Māori culture forms a distinctive part of New Zealand culture and, due to a large diaspora and the incorporation of Māori motifs into popular culture, is found throughout the world. Contemporary Māori culture comprises traditional as well as 20th-century influences.

=== Traditional culture ===
Archaeological record indicates a gradual evolution of culture. In the course of a few centuries, the growing population led to competition for resources and an increase in warfare and an increased frequency of fortified pā. Various systems also arose aimed to conserve resources; most of these, such as tapu and rāhui, used religious or supernatural threats to discourage people from taking species at particular seasons or from specified areas.

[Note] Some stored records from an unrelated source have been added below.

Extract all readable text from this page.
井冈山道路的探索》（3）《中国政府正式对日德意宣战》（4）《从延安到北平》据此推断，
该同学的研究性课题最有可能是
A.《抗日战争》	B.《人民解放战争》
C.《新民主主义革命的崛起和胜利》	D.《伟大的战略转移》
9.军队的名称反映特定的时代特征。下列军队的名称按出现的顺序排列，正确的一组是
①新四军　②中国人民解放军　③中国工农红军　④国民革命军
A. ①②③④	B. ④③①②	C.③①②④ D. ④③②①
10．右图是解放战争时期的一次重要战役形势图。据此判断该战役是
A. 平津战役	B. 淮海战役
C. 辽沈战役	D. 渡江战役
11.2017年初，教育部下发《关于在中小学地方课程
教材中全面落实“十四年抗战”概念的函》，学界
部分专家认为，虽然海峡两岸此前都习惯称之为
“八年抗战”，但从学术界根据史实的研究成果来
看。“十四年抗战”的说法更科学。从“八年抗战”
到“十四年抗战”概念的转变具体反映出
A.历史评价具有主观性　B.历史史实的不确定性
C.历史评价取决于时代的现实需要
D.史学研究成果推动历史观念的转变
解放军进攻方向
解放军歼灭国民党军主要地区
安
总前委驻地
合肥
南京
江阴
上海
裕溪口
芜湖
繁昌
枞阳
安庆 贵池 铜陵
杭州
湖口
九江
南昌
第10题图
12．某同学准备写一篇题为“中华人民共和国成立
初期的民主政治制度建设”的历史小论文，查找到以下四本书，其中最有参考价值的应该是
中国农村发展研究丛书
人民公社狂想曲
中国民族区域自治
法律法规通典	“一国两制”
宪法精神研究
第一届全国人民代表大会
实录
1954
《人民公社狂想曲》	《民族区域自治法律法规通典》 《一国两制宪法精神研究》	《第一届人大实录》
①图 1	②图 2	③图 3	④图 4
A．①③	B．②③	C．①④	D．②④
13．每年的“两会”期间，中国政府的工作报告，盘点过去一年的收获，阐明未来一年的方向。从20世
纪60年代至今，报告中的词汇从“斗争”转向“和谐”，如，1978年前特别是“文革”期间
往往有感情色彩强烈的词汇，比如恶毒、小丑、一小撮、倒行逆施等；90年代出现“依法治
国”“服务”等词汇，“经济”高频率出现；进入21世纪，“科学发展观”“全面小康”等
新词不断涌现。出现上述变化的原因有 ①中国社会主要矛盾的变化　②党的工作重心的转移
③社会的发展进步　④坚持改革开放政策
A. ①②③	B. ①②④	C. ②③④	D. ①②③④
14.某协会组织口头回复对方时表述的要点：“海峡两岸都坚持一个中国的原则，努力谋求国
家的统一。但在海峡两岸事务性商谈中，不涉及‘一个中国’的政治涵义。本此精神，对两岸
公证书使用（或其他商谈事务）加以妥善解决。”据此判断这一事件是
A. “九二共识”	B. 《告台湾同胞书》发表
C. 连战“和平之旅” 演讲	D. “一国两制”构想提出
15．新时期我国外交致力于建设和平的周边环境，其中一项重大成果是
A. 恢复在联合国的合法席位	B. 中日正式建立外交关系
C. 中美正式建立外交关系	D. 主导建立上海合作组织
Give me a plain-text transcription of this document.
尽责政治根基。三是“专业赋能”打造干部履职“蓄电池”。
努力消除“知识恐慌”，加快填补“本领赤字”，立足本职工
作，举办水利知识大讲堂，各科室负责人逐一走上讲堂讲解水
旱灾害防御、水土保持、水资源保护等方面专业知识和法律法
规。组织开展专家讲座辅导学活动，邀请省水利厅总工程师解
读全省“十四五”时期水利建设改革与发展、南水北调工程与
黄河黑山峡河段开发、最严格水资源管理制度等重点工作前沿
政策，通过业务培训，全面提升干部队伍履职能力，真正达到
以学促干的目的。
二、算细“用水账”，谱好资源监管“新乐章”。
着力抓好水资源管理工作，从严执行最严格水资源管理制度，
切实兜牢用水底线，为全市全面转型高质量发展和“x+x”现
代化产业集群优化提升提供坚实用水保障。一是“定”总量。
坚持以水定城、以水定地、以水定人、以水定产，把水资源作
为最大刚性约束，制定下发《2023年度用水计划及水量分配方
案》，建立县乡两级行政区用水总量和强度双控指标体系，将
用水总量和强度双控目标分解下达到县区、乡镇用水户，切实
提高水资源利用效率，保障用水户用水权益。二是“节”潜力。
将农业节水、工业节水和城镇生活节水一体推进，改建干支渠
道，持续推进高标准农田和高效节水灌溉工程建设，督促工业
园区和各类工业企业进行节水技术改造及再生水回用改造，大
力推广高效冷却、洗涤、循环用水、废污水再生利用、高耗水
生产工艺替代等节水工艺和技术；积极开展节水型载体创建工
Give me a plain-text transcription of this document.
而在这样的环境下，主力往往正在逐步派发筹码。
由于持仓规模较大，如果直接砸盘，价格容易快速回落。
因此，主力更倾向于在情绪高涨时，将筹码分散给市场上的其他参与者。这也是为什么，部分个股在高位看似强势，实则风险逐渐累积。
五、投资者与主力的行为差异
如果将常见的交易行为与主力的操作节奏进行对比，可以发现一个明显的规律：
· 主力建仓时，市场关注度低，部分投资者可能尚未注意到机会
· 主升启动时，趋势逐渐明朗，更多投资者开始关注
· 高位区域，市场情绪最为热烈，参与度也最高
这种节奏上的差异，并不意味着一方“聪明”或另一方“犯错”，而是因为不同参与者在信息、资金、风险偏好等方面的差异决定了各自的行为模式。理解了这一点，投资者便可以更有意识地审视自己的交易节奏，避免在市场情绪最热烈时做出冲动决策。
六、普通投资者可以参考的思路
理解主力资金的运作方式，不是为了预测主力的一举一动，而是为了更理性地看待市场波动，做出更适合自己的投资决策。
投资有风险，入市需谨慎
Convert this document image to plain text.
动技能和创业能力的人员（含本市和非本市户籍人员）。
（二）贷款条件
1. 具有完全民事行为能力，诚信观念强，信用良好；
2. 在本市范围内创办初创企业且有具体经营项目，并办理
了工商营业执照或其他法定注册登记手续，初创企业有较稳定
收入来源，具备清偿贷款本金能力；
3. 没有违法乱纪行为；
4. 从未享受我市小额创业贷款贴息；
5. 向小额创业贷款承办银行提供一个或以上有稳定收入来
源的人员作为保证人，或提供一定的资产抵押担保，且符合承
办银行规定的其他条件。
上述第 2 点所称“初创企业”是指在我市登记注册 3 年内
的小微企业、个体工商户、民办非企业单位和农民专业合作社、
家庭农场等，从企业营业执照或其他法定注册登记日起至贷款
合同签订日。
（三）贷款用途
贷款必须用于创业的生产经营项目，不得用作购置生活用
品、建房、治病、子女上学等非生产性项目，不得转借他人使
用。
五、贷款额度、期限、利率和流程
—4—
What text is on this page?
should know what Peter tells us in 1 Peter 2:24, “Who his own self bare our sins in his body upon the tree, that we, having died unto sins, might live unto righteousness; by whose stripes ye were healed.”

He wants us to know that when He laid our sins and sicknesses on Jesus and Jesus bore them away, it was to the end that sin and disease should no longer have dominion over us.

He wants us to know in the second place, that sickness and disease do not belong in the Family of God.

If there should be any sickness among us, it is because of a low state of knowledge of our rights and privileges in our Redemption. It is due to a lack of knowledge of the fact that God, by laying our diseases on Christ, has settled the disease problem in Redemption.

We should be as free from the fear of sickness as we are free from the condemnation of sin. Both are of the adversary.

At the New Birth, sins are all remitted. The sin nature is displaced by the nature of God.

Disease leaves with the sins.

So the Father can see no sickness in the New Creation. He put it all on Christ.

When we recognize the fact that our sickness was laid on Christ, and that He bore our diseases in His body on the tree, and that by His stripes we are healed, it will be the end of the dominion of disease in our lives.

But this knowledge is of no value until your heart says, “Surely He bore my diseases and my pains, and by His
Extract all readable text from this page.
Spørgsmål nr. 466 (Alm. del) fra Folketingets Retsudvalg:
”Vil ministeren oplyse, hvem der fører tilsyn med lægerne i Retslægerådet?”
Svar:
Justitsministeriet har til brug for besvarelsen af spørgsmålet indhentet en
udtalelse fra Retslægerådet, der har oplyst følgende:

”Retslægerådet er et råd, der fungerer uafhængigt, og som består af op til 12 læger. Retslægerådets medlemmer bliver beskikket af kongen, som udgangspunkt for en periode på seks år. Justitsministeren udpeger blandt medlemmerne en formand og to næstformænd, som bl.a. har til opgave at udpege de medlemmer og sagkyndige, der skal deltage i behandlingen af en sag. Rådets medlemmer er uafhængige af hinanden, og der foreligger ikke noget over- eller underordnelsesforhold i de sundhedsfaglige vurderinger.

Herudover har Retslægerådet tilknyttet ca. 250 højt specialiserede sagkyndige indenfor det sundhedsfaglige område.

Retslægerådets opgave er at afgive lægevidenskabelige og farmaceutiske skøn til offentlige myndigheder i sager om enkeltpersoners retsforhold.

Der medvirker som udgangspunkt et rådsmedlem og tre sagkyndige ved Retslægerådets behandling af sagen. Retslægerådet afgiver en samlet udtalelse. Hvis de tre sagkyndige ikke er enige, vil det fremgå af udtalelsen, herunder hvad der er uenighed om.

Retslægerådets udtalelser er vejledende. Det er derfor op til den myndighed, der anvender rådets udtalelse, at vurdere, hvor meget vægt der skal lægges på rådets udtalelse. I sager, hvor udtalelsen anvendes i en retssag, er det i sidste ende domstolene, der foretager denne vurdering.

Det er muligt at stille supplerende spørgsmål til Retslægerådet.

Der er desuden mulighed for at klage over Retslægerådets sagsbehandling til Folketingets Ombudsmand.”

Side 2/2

Warfare between tribes was common, and Māori would sometimes eat their conquered enemies or enslave them. Performing arts such as the haka developed from their Polynesian roots, as did carving and weaving. Regional dialects arose, with differences in vocabulary and in the pronunciation of some words but the language retained enough similarities to other Eastern Polynesian languages for Tupaia, the Tahitian navigator on James Cook's first voyage in the region to act as an interpreter between Māori and the crew of the Endeavour.

=== Belief and religion ===

Traditional Māori beliefs have their origins in Polynesian culture. Concepts such as tapu (sacred), noa (non-sacred), mana (authority/prestige) and wairua (spirit) governed everyday Māori living, and there are also many Māori deities. Today, some Māori follow a variety of Christian faiths such as Presbyterianism, The Church of Jesus Christ of Latter-day Saints, Māori Christian groups such as Rātana and Ringatū, and also Catholic, Anglican and Methodist denominations. At the 2018 New Zealand census, 7.7 per cent of Māori were affiliated with Māori religions, beliefs, and philosophies; 29.9 per cent with Christian denominations and 53.5 per cent of Māori claimed no religion. Proportions of Christian and irreligious Māori are comparable with European New Zealanders.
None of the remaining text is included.